The grand jury subpoena, dated April 17, was served on the county's
director of elections on April 20, the county's court filing says.
It seeks the “name, position/function, residential and email
addresses, and personal telephone number(s)” for thousands of
election workers “ranging from county employees who assisted on
election day, to bus drivers who operated a mobile voting location,
to volunteers and temporary poll workers,” the filing says.

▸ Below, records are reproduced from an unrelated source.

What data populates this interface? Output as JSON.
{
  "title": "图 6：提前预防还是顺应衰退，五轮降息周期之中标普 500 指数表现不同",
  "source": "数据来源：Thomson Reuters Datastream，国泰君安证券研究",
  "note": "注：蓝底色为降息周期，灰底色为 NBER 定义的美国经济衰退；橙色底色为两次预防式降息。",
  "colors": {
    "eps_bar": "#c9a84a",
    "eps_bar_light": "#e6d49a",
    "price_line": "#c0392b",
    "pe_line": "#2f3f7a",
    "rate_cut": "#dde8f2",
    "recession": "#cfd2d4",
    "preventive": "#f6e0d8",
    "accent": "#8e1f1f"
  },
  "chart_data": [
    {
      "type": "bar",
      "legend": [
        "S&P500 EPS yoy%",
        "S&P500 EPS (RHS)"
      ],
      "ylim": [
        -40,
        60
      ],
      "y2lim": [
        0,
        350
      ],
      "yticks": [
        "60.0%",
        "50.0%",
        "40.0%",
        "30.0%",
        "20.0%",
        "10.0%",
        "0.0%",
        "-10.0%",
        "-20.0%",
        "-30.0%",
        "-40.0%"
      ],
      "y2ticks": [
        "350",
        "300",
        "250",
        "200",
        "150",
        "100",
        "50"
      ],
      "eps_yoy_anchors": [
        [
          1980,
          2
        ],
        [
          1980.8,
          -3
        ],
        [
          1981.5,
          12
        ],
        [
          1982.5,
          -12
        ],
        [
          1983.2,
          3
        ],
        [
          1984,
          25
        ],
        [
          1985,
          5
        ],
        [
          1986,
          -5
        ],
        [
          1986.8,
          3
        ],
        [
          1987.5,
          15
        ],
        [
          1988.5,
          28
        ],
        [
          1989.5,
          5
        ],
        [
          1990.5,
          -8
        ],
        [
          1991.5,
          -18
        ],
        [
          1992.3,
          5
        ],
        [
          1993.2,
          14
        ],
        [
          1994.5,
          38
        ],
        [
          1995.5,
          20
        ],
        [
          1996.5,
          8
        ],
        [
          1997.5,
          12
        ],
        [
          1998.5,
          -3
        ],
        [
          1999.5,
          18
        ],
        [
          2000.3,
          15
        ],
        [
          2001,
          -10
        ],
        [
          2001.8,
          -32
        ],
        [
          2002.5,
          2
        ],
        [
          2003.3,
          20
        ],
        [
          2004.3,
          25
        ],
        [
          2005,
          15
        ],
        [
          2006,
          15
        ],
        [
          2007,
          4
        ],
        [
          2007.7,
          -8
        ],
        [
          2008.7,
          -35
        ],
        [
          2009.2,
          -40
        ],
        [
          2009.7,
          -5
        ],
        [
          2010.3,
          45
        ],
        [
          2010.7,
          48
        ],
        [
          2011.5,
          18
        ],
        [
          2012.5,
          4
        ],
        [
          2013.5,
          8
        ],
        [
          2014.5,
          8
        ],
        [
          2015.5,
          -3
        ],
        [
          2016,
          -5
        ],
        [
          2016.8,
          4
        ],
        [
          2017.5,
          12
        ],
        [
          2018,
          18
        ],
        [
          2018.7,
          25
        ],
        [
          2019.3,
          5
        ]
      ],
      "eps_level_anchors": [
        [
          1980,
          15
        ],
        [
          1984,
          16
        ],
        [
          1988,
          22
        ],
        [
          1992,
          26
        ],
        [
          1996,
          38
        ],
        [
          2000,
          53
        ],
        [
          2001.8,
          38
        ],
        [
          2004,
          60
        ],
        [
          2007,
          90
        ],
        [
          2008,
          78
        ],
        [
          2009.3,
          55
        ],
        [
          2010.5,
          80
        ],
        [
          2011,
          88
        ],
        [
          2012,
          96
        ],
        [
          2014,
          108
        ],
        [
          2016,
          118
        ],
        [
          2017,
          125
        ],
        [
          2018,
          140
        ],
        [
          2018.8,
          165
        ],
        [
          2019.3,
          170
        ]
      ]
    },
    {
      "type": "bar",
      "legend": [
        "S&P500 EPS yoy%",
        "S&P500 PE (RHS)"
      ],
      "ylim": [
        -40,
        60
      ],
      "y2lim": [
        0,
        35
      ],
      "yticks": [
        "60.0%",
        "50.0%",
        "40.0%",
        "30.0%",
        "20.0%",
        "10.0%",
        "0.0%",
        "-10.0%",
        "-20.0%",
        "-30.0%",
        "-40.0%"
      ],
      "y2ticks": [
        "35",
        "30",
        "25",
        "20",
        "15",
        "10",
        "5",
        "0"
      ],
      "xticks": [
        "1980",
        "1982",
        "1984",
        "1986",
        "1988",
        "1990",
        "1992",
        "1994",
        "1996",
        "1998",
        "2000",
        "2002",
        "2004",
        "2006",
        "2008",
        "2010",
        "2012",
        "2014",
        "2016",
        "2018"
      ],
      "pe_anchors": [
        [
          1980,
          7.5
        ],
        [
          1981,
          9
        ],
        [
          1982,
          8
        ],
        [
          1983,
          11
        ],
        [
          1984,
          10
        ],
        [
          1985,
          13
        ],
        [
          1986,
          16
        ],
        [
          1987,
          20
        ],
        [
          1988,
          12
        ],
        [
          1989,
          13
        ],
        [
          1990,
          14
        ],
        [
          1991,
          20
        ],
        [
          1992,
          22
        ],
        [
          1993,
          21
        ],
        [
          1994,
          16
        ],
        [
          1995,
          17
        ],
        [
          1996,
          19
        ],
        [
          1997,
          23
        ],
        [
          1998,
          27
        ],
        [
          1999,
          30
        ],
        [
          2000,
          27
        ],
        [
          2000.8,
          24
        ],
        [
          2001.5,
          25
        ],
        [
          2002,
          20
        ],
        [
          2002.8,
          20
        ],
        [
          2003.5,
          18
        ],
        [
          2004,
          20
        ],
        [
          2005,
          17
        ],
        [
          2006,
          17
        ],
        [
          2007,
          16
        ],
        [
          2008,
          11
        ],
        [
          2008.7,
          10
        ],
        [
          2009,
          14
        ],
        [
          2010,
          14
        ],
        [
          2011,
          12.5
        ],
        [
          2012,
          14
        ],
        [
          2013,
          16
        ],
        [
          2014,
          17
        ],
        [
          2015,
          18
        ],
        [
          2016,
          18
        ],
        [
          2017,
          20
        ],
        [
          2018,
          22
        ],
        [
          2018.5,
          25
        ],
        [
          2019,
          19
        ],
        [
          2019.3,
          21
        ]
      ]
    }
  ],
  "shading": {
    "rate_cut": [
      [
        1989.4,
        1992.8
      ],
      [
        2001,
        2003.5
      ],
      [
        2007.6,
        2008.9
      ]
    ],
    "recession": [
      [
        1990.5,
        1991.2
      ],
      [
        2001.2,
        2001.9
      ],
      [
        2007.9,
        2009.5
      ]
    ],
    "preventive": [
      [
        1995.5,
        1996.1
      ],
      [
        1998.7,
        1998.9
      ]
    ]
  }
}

The subpoena “is a chilling escalation in the campaign to terrorize
Fulton County election workers," the county's lawyers wrote, adding
that threats arising from the current political environment have
caused election workers to “fear for their physical safety.” That
and other stresses “including the likelihood of being scapegoated by
public officials” are causing election workers to leave their jobs
“in unprecedented numbers,” they wrote.
The county's lawyers note that the subpoena directs the county to
provide the records not to the grand jury but to an out-of-state
Justice Department lawyer or to the FBI agent who wrote the
affidavit used for the seizure of the county's 2020 ballots in
January.
The January seizure of the ballots and other records from Fulton
County was one in a string of moves by Trump's administration to
obtain past election records from critical swing states. The FBI in
March used a subpoena to get records related to an audit of the 2020
presidential election in Maricopa County in Arizona. And the Justice
Department in April demanded that Michigan’s Wayne County turn over
its ballots from the 2024 election, which Trump won against Biden's
vice president, Kamala Harris.
The Justice Department is also fighting numerous states in court for
access to voter data that includes sensitive personal information.
Election officials, including some Republicans, have said handing
over the information would violate state and federal privacy laws.